La réutilisation de techniques et d’idées, découvertes puis perdues ou oubliées pour être ensuite remises en lumière est au final pas si rare, dans le domaine des sciences en général, et dans le domaine médical en particulier. Ce petit billet nous a ainsi été suggéré par l’actualité sur le COVID-19. Récemment en effet, on apprenait qu’une piste envisagée pour la lutte contre le coronavirus consistait à tenter d’exploiter une sérothérapie.
La sérothérapie : un peu d’histoire
L’histoire de la sérothérapie commence à la fin du XIXème siècle alors que le monde scientifique a enfin mis en évidence le lien entre micro-organismes et maladies infectieuses. On ne dispose pas encore de traitement antibiotique, l’asepsie dans les milieux hospitaliers est encore balbutiante (cf. infra) et bien qu’Edward Jenner (1749-1823) ait mis au point un procédé de protection efficace contre la variole qu’il a nommé « vaccination », il ne l’a fait que sur la base d’observations empiriques sans en comprendre pleinement le mécanisme.
Edward Jenner – le livre à droite rappelle la découverte de son procédé de vaccinaton
Jenner a « simplement » constaté que les personnes trayant des vaches atteintes d’une forme bovine et peu virulente de la variole (la vaccine) contractaient très rarement la variole humaine. La vaccine pouvant se transmettre à l’homme, elle ne provoquait qu’une éruption de vésicules chez l’hôte humain. Jenner a donc eu l’idée de prélever du liquide dans lesdites vésicules et de l’injecter à l’homme, lui conférant ainsi une résistance à la variole. A l’époque l’affaire fait grand bruit puisque la maladie est alors un véritable fléau, avec une forte létalité (pourcentage de morts sur la totalité de la population atteinte) d’au minimum 30% (pour comparaison le COVID19 serait plutôt de l’ordre de 2 à 3%). L’Angleterre rend obligatoire la vaccination des enfants par la méthode de Jenner dès 1853. La France suivra avec un peu de retard en 1902.
La découverte des toxines bactériennes
Le succès de la méthode de Jenner est totalement empirique et n’a pas réellement d’explication scientifique. La mise en évidence du rôle des microbes dans l’apparition des maladies infectieuses (cf. infra) change la donne et l’élucidation du mode d’action de ces micro-organismes sur le corps humain offre de nouvelles perspectives pour le traitement des maladies infectieuses. En particulier, dès 1888, Emile Roux (1853-1933) et Alexandre Yersin (1863-1943), de l’équipe de Pasteur (1822-1895) à Paris, publient leurs travaux sur le bacille diphtérique (bacille de Klebs-Loeffler) dont ils démontrent que l’action pathogène est liée à la production par la bactérie d’une toxine qu’ils isolent. En 1890, un médecin danois, Knud Helge Faber (1862-1956) montre qu’il en est de même pour le bacille tétanique (bacille de Nicolaïer).
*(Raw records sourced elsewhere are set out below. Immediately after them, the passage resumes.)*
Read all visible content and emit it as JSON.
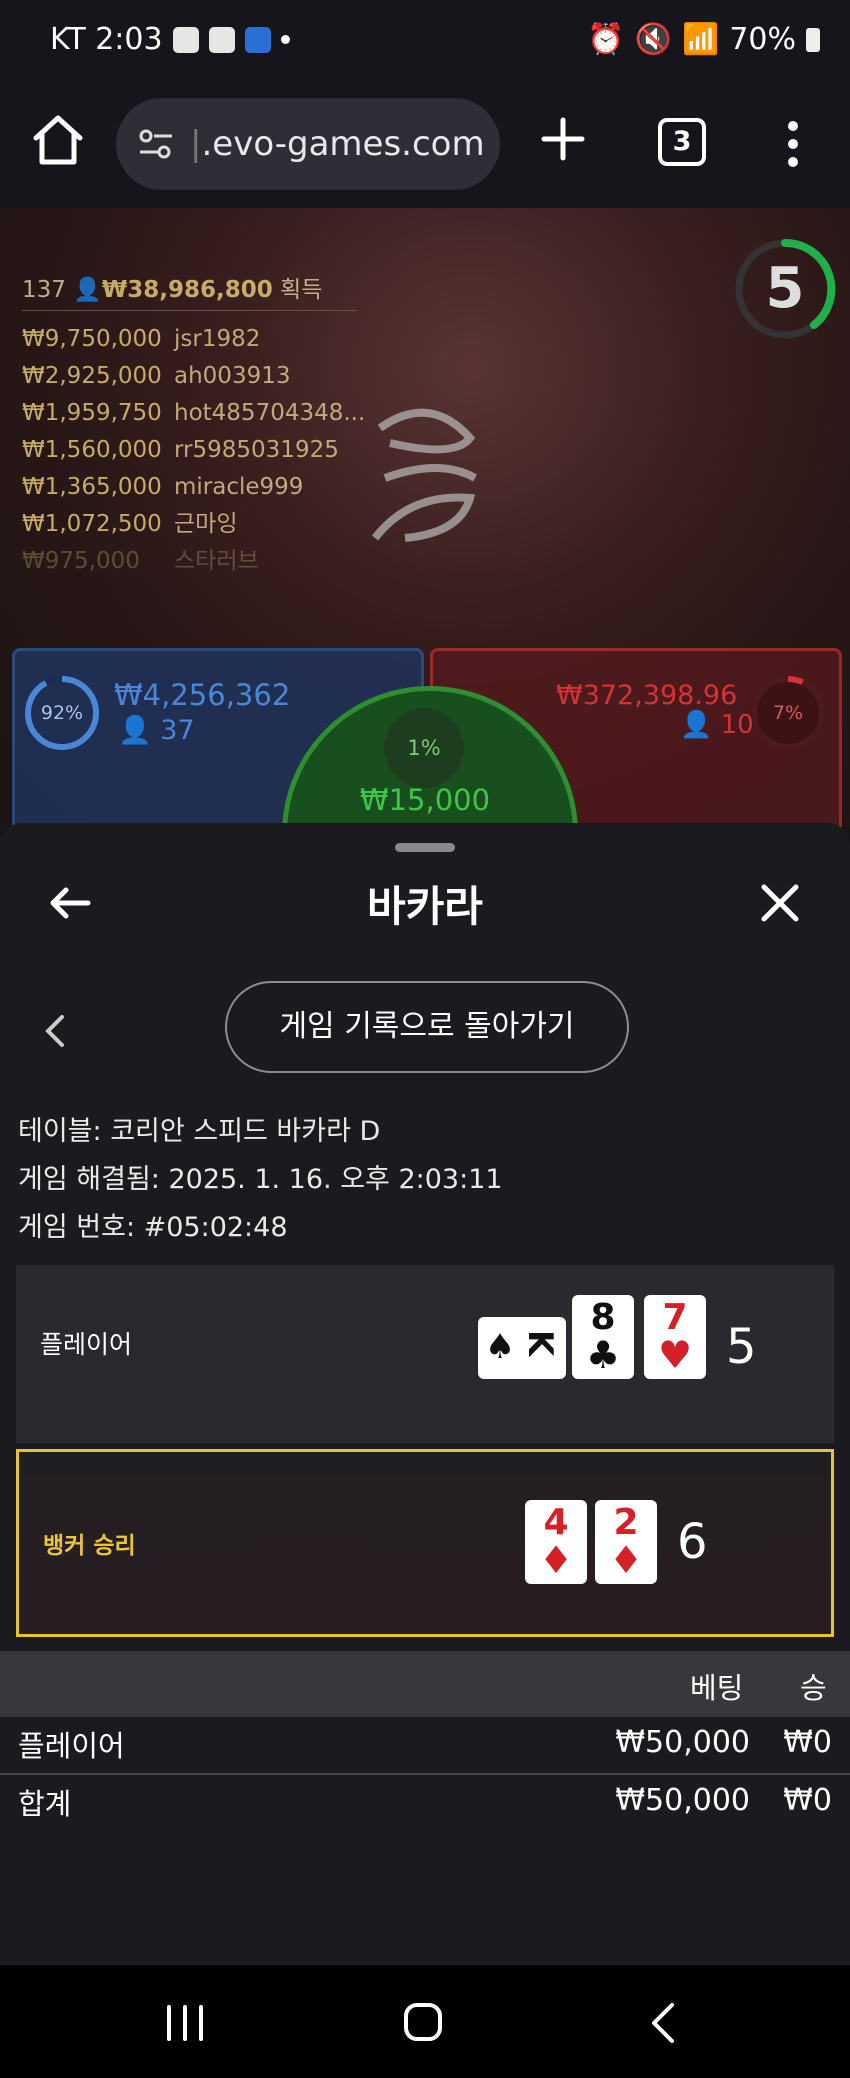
{
  "status_bar": {
    "carrier_time": "KT 2:03",
    "battery": "70%"
  },
  "browser": {
    "url_faded": "|",
    "url": ".evo-games.com",
    "tab_count": "3"
  },
  "game": {
    "timer": "5",
    "winners_count": "137",
    "winners_total": "₩38,986,800",
    "winners_suffix": "획득",
    "winners": [
      {
        "amount": "₩9,750,000",
        "name": "jsr1982"
      },
      {
        "amount": "₩2,925,000",
        "name": "ah003913"
      },
      {
        "amount": "₩1,959,750",
        "name": "hot485704348..."
      },
      {
        "amount": "₩1,560,000",
        "name": "rr5985031925"
      },
      {
        "amount": "₩1,365,000",
        "name": "miracle999"
      },
      {
        "amount": "₩1,072,500",
        "name": "근마잉"
      },
      {
        "amount": "₩975,000",
        "name": "스타러브"
      }
    ],
    "player_bet": {
      "percent": "92%",
      "amount": "₩4,256,362",
      "count": "37"
    },
    "banker_bet": {
      "percent": "7%",
      "amount": "₩372,398.96",
      "count": "10"
    },
    "tie_bet": {
      "percent": "1%",
      "amount": "₩15,000"
    }
  },
  "sheet": {
    "title": "바카라",
    "history_button": "게임 기록으로 돌아가기",
    "info": {
      "table": "테이블: 코리안 스피드 바카라 D",
      "resolved": "게임 해결됨: 2025. 1. 16. 오후 2:03:11",
      "game_no": "게임 번호: #05:02:48"
    },
    "player_hand": {
      "label": "플레이어",
      "cards": [
        {
          "rank": "K",
          "suit": "♠"
        },
        {
          "rank": "8",
          "suit": "♣"
        },
        {
          "rank": "7",
          "suit": "♥"
        }
      ],
      "score": "5"
    },
    "banker_hand": {
      "label": "뱅커 승리",
      "cards": [
        {
          "rank": "4",
          "suit": "♦"
        },
        {
          "rank": "2",
          "suit": "♦"
        }
      ],
      "score": "6"
    },
    "bets_table": {
      "headers": {
        "bet": "베팅",
        "win": "승"
      },
      "rows": [
        {
          "label": "플레이어",
          "bet": "₩50,000",
          "win": "₩0"
        },
        {
          "label": "합계",
          "bet": "₩50,000",
          "win": "₩0"
        }
      ]
    }
  },
  "colors": {
    "accent_gold": "#e2c437",
    "player_blue": "#2c5696",
    "banker_red": "#c92f35",
    "tie_green": "#2f8f2e"
  }
}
De fait l’idée de se servir de toxine bactérienne pour conférer une résistance à la maladie à laquelle est est associée est rapidement testée : Emil Behring (1854-1917) et Shibasaburo Kitasato (1853-1931) du laboratoire de Koch (1843-1910) à Berlin montrent que pour l’une et l’autre maladie, des cobayes ayant reçu en injection la toxine correspondante complexée à des composants iodés (pour l’inactiver), développent une immunité contre la maladie. Mieux encore, des deux chercheurs isolent dans le sérum du sang de ces animaux un composé désigné sous le terme d’antitoxine (nous dirions maintenant un anticorps) et manifestement responsable de la résistance constatée.
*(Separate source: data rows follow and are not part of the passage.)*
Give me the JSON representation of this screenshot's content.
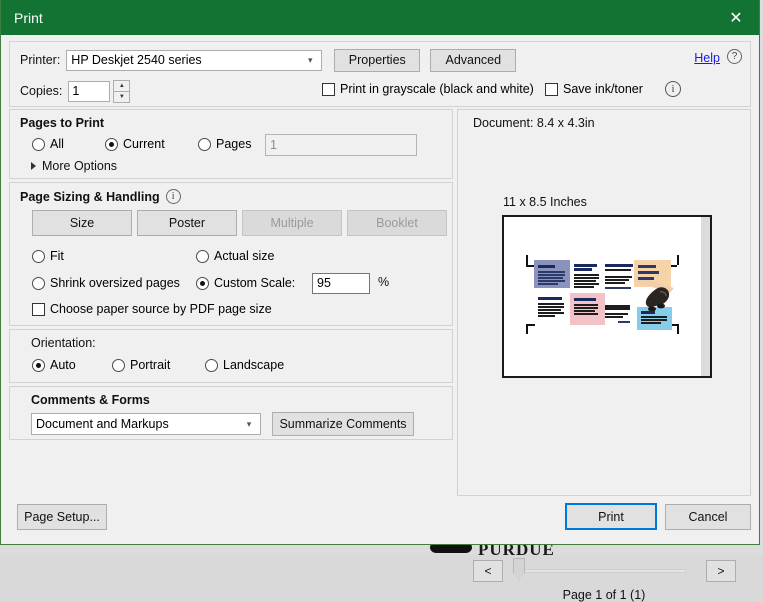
{
  "window": {
    "title": "Print",
    "close_icon": "close-icon",
    "titlebar_color": "#137333"
  },
  "printer": {
    "label": "Printer:",
    "value": "HP Deskjet 2540 series",
    "dropdown_icon": "chevron-down-icon",
    "properties_label": "Properties",
    "advanced_label": "Advanced",
    "help_label": "Help",
    "help_icon": "question-circle-icon",
    "help_color": "#1a1ae6"
  },
  "copies": {
    "label": "Copies:",
    "value": "1",
    "spinner_up_icon": "caret-up-icon",
    "spinner_down_icon": "caret-down-icon"
  },
  "options": {
    "grayscale_label": "Print in grayscale (black and white)",
    "grayscale_checked": false,
    "save_ink_label": "Save ink/toner",
    "save_ink_checked": false,
    "info_icon": "info-circle-icon"
  },
  "pages_to_print": {
    "title": "Pages to Print",
    "all_label": "All",
    "current_label": "Current",
    "pages_label": "Pages",
    "selected": "Current",
    "pages_input_value": "1",
    "more_options_label": "More Options",
    "more_options_icon": "triangle-right-icon"
  },
  "page_sizing": {
    "title": "Page Sizing & Handling",
    "info_icon": "info-circle-icon",
    "buttons": [
      {
        "label": "Size",
        "enabled": true
      },
      {
        "label": "Poster",
        "enabled": true
      },
      {
        "label": "Multiple",
        "enabled": false
      },
      {
        "label": "Booklet",
        "enabled": false
      }
    ],
    "fit_label": "Fit",
    "actual_size_label": "Actual size",
    "shrink_label": "Shrink oversized pages",
    "custom_scale_label": "Custom Scale:",
    "selected": "Custom Scale",
    "scale_value": "95",
    "percent_sign": "%",
    "paper_source_label": "Choose paper source by PDF page size",
    "paper_source_checked": false
  },
  "orientation": {
    "title": "Orientation:",
    "auto_label": "Auto",
    "portrait_label": "Portrait",
    "landscape_label": "Landscape",
    "selected": "Auto"
  },
  "comments_forms": {
    "title": "Comments & Forms",
    "value": "Document and Markups",
    "dropdown_icon": "chevron-down-icon",
    "summarize_label": "Summarize Comments"
  },
  "preview": {
    "document_size": "Document: 8.4 x 4.3in",
    "paper_size": "11 x 8.5 Inches",
    "page_count": "Page 1 of 1 (1)",
    "prev_label": "<",
    "next_label": ">",
    "blocks": [
      {
        "name": "periwinkle-block",
        "color": "#8b92bc"
      },
      {
        "name": "pink-block",
        "color": "#f2c2c6"
      },
      {
        "name": "peach-block",
        "color": "#f7d4a8"
      },
      {
        "name": "lightblue-block",
        "color": "#86cdea"
      }
    ]
  },
  "footer": {
    "page_setup_label": "Page Setup...",
    "print_label": "Print",
    "cancel_label": "Cancel",
    "print_focus_color": "#0078d7"
  },
  "background": {
    "logo_text": "PURDUE"
  }
}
La naissance de la sérothérapie
Une course s’engage alors entre l’équipe de Behring et celle de Pasteur afin de vérifier si ces antitoxines ne constitueraient pas un moyen efficace pour sauver des vies. En 1894 les deux équipes réalisent des essais cliniques sur des malades atteints de diphtérie et publient leurs résultats montrant qu’effectivement la méthode est efficace. La communication française au congrès d’hygiène de Budapest est reçue avec enthousiasme et est généralement plus remarquée, mais Allemands comme Français ont bel et bien mis au point une nouvelle technique de sérothérapie, aussi nommé sérum thérapie.
De l’antitoxine au sérum qui sauve
La publication française est signée Emile Roux, Louis Martin (1864-1946) et Auguste Chaillou (1866-1915). Elle utilise un sérum préparé à partir de chevaux inoculés par la toxine diphtérique inactivée. Leur essai clinique mené à l’hôpital des Enfants Malades montre que l’injection de sérum contenant l’antitoxine permet de passer d’un taux de mortalité témoin de 60% à seulement 25% en cas de traitement par le sérum !
Dès lors largement utilisée, la sérothérapie antidiphtérique va permettre de sauver des millions de vies le temps qu’un le vaccin soit enfin disponible. Ce dernier sera mis au point en 1923 à l’institut Pasteur par Gaston Ramon (1886-1963). Ramon est vétérinaire de formation. Il travaille à l’institut Pasteur dans l’unité de production de sérum de Garches où il inocule les chevaux. Il a l’idée d’inactiver la toxine diphtérique avec du formol et de traiter l’ensemble à la chaleur pour obtenir une « anatoxine diphtérique » qui est inoffensive mais confère une immunité contre la maladie. Le vaccin anti-diphtérie est né !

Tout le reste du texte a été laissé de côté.